Per approfondimenti sulla storia di chi ha vissuto a Cà Malipiero consiglio di visionare il seguente link:
Altre immagini dell’anno 2018.
Mi congratulo con lo storico e ringrazio per il rigore e la passione con cui ci fa conoscere la storia del nostro territorio.
La ringrazio..
Grazie Michele per le emozioni che mi ha trasmesso questo momento storico vissuto in prima persona perché nata con l inizio di quella guerra e in quei posti ben raccontati da te . CA Malipiero,un piccolo paesino ,una chiesetta e un centinaio di brave persone,dove tutti ci volevamo bene e ci aiutavano.grazie ancora e complimenti Livia Giusto.
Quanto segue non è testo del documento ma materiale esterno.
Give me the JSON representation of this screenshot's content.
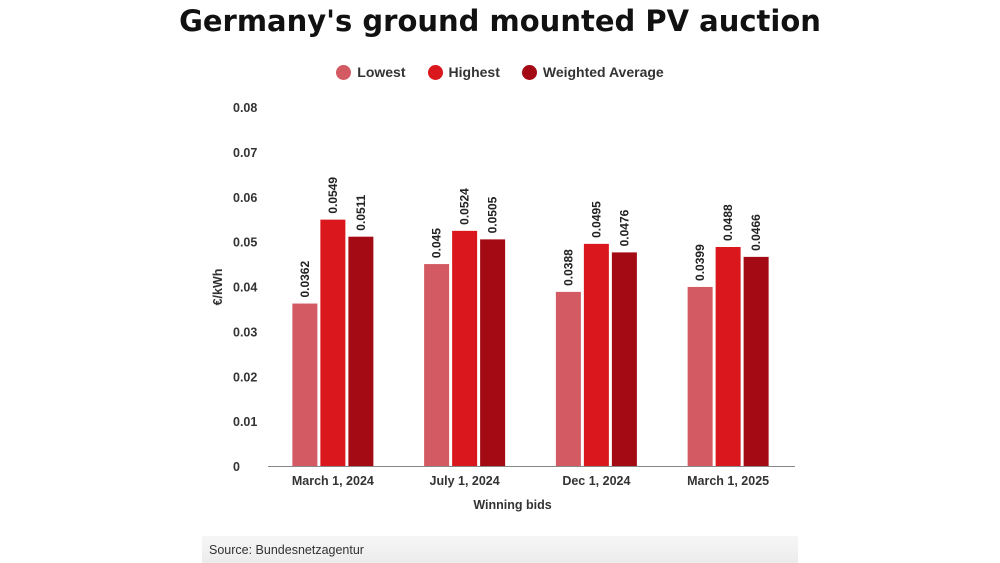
{
  "chart_data": {
    "type": "bar",
    "title": "Germany's ground mounted PV auction",
    "xlabel": "Winning bids",
    "ylabel": "€/kWh",
    "ylim": [
      0,
      0.08
    ],
    "yticks": [
      "0",
      "0.01",
      "0.02",
      "0.03",
      "0.04",
      "0.05",
      "0.06",
      "0.07",
      "0.08"
    ],
    "grid": false,
    "legend_position": "top",
    "categories": [
      "March 1, 2024",
      "July 1, 2024",
      "Dec 1, 2024",
      "March 1, 2025"
    ],
    "series": [
      {
        "name": "Lowest",
        "color": "#d35a62",
        "values": [
          0.0362,
          0.045,
          0.0388,
          0.0399
        ],
        "labels": [
          "0.0362",
          "0.045",
          "0.0388",
          "0.0399"
        ]
      },
      {
        "name": "Highest",
        "color": "#d9171c",
        "values": [
          0.0549,
          0.0524,
          0.0495,
          0.0488
        ],
        "labels": [
          "0.0549",
          "0.0524",
          "0.0495",
          "0.0488"
        ]
      },
      {
        "name": "Weighted Average",
        "color": "#a30a14",
        "values": [
          0.0511,
          0.0505,
          0.0476,
          0.0466
        ],
        "labels": [
          "0.0511",
          "0.0505",
          "0.0476",
          "0.0466"
        ]
      }
    ]
  },
  "footer": {
    "source": "Source: Bundesnetzagentur"
  }
}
La ringrazio. Molto gentile..
Sono nata a Ca’ Malipiero durante la seconda guerra mondiale .li ho vissuto con fratelli cugini zii,nonni e con persone di altre quattro famiglie : i Tozzato ,Ormenese Cattai in tutto un centinaio .ho vissuto tutto quello che è stato detto da Michele con dovizia di particolari .grazie per le emozioni che mi sono state date.e complimenti .con stima da Livia
Ci passo spesso vicino in bici: adesso lo guarderò con sguardo diverso.